The OECD also touched on the fallout from the Ukraine war saying it remains a threat to global food security, particularly if combined with further extreme weather events resulting from climate change.
It has called on better international cooperation to address emergency food needs and strengthen domestic supply. Stronger international cooperation on debt relief, including through the G20, is also necessary to minimize the potential adverse economic and social consequences, with a rising number of lower-income developing countries already experiencing debt distress and having fragile banking sectors.

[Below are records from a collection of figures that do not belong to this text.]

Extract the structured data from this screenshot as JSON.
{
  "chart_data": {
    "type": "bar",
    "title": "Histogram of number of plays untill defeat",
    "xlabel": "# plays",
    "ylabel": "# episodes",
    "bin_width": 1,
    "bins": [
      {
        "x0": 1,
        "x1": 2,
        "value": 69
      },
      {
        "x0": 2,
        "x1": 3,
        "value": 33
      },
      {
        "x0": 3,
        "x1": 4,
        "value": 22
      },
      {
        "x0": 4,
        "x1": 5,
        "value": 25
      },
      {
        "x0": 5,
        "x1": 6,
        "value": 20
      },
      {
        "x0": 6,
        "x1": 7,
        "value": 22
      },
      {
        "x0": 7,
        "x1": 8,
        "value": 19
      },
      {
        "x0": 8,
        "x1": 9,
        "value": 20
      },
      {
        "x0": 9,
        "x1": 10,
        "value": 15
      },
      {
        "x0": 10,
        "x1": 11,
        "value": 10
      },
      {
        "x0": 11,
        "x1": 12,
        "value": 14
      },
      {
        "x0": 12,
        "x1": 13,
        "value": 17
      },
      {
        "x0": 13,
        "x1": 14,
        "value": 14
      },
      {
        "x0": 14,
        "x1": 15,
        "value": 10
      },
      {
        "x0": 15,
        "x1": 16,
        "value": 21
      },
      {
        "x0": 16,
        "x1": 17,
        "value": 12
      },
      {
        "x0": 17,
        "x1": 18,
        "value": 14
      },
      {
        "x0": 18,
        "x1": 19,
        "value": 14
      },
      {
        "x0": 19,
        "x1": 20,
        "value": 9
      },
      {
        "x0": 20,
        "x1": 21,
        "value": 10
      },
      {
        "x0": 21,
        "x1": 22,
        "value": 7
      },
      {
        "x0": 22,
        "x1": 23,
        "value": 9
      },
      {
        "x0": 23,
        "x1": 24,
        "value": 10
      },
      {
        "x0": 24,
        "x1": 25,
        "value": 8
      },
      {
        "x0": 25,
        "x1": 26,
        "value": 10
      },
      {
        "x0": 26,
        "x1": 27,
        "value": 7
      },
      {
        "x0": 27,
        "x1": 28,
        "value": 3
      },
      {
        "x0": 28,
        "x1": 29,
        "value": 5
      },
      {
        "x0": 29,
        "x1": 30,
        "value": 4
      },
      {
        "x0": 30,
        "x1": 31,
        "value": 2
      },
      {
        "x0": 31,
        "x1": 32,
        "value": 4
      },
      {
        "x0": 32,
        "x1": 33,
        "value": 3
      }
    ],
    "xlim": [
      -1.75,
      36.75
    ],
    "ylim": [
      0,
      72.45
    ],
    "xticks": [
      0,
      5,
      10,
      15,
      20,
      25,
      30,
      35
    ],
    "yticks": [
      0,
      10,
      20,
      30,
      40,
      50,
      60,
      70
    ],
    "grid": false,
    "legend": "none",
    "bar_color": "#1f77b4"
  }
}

The unexpected persistence of inflationary pressures this year owes much to the outbreak of the war in Ukraine, which resulted in an immediate spike in a number of key commodity prices – for oil, gas, and coal, a range of metals, wheat, and corn, and some edible oils, as well as fertilizers.
Also, while wage growth has picked up in most economies, it has not kept pace with inflation, resulting in a sharp erosion of wages in real terms in many OECD economies.
In essence, the report says the war in Ukraine (on the backdrop of recovery from the Pandemic) is having a persisting adverse effect on economic conditions. Global GDP stagnated in the second quarter of 2022, with sharp falls in output and a contraction of output with Europe hit harder than expected but the United States and other developing countries were affected as well.
This spells misery for families across the West and beyond while adding to the growing calls for Western governments to help lay out peace initiatives and end the crisis in Ukraine.